Traveling Salesman Problem¶
Requires connecting all points while choosing the shortest possible distance. With just 10 points, there are 10! = 3,628,800 possible routes. Simulated annealing provides computationally efficient approximations.
Linear Programming¶
Optimizes a linear equation subject to constraints.
Components: - Cost function: c₁x₁ + c₂x₂ + … + cₙxₙ - Constraints: Linear inequalities or equalities (a₁x₁ + a₂x₂ + … ≤ b) - Variable bounds: lᵢ ≤ xᵢ ≤ uᵢ
import scipy.optimize
result = scipy.optimize.linprog(
[50, 80], # Cost function: 50x₁ + 80x₂
A_ub=[[5, 2], [-10, -12]],
b_ub=[20, -90],
)
if result.success:
print(f"X1: {round(result.x[0], 2)} hours")
print(f"X2: {round(result.x[1], 2)} hours")
Constraint Satisfaction¶
Problems where variables need to be assigned values while satisfying conditions.
Components: - Set of variables (x₁, x₂, …, xₙ) - Domain set for each variable - Set of constraints C
Constraint Types¶
| Type | Description |
|---|---|
| Hard Constraint | Must be satisfied in correct solutions |
| Soft Constraint | Expresses preference between solutions |
| Unary Constraint | Involves one variable |
| Binary Constraint | Involves two variables |
Consistency¶
Node Consistency¶
All values in a variable's domain satisfy its unary constraints. Achieved by removing incompatible domain values based on single-variable restrictions.
Arc Consistency¶
All values in a variable's domain satisfy its binary constraints. To make arc (X, Y) consistent: remove elements from X's domain until every X value permits at least one valid Y value.
Revise Algorithm:
function Revise(csp, X, Y):
revised = false
for x in X.domain:
if no y in Y.domain satisfies constraint for (X,Y):
delete x from X.domain
revised = true
return revised
AC-3 Algorithm:
function AC-3(csp):
queue = all arcs in csp
while queue non-empty:
(X, Y) = Dequeue(queue)
if Revise(csp, X, Y):
if size of X.domain == 0:
return false
for each Z in X.neighbors - {Y}:
Enqueue(queue, (Z, X))
return true
Backtracking Search¶
Takes into account the structure of constraint satisfaction problems — assigns one variable at a time and backtracks when a contradiction is found.

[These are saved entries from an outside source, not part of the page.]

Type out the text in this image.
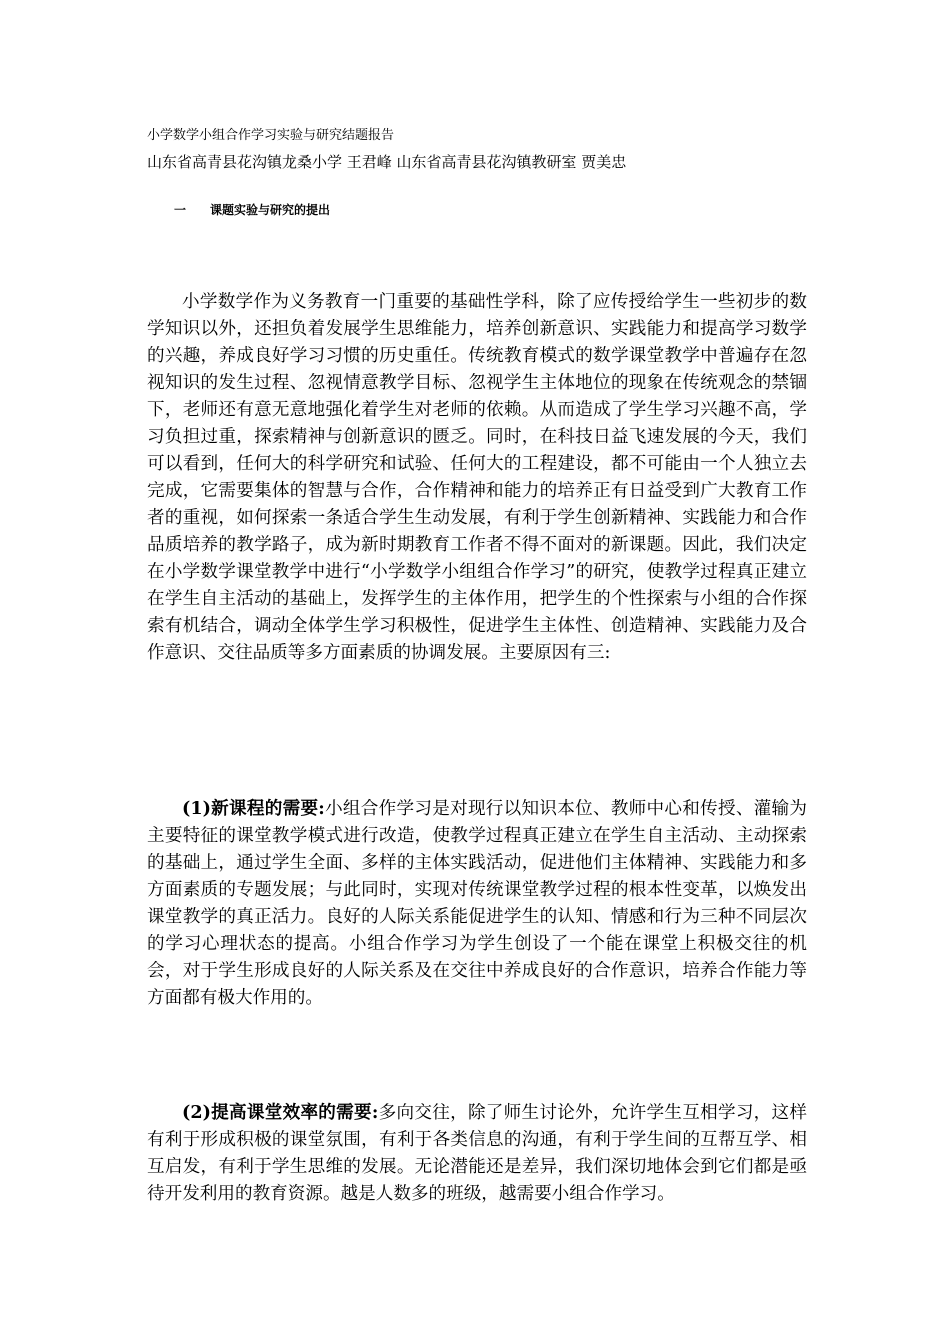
小学数学小组合作学习实验与研究结题报告
山东省高青县花沟镇龙桑小学 王君峰 山东省高青县花沟镇教研室 贾美忠
一 课题实验与研究的提出

小学数学作为义务教育一门重要的基础性学科，除了应传授给学生一些初步的数学知识以外，还担负着发展学生思维能力，培养创新意识、实践能力和提高学习数学的兴趣，养成良好学习习惯的历史重任。传统教育模式的数学课堂教学中普遍存在忽视知识的发生过程、忽视情意教学目标、忽视学生主体地位的现象在传统观念的禁锢下，老师还有意无意地强化着学生对老师的依赖。从而造成了学生学习兴趣不高，学习负担过重，探索精神与创新意识的匮乏。同时，在科技日益飞速发展的今天，我们可以看到，任何大的科学研究和试验、任何大的工程建设，都不可能由一个人独立去完成，它需要集体的智慧与合作，合作精神和能力的培养正有日益受到广大教育工作者的重视，如何探索一条适合学生生动发展，有利于学生创新精神、实践能力和合作品质培养的教学路子，成为新时期教育工作者不得不面对的新课题。因此，我们决定在小学数学课堂教学中进行“小学数学小组组合作学习”的研究，使教学过程真正建立在学生自主活动的基础上，发挥学生的主体作用，把学生的个性探索与小组的合作探索有机结合，调动全体学生学习积极性，促进学生主体性、创造精神、实践能力及合作意识、交往品质等多方面素质的协调发展。主要原因有三:

(1)新课程的需要:小组合作学习是对现行以知识本位、教师中心和传授、灌输为主要特征的课堂教学模式进行改造，使教学过程真正建立在学生自主活动、主动探索的基础上，通过学生全面、多样的主体实践活动，促进他们主体精神、实践能力和多方面素质的专题发展；与此同时，实现对传统课堂教学过程的根本性变革，以焕发出课堂教学的真正活力。良好的人际关系能促进学生的认知、情感和行为三种不同层次的学习心理状态的提高。小组合作学习为学生创设了一个能在课堂上积极交往的机会，对于学生形成良好的人际关系及在交往中养成良好的合作意识，培养合作能力等方面都有极大作用的。

(2)提高课堂效率的需要:多向交往，除了师生讨论外，允许学生互相学习，这样有利于形成积极的课堂氛围，有利于各类信息的沟通，有利于学生间的互帮互学、相互启发，有利于学生思维的发展。无论潜能还是差异，我们深切地体会到它们都是亟待开发利用的教育资源。越是人数多的班级，越需要小组合作学习。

function Backtrack(assignment, csp):
if assignment complete:
return assignment
var = Select-Unassigned-Var(assignment, csp)
for value in Domain-Values(var, assignment, csp):
if value consistent with assignment:
add {var = value} to assignment
result = Backtrack(assignment, csp)
if result ≠ failure:
return result
remove {var = value} from assignment
return failure
Inference Integration¶
Maintaining Arc-Consistency (MAC): Runs AC-3 after each variable assignment, propagating constraints before exploring further.
Selection Heuristics¶
| Heuristic | Strategy |
|---|---|
| Minimum Remaining Values (MRV) | Select the variable with the fewest remaining domain values |
| Degree Heuristic | Choose the variable with the most arc connections |
| Least Constraining Values | Select values that constrain the fewest other variables |
MRV and Degree together identify which variable to assign next. Least Constraining Values determines which value to try first, minimizing future conflicts.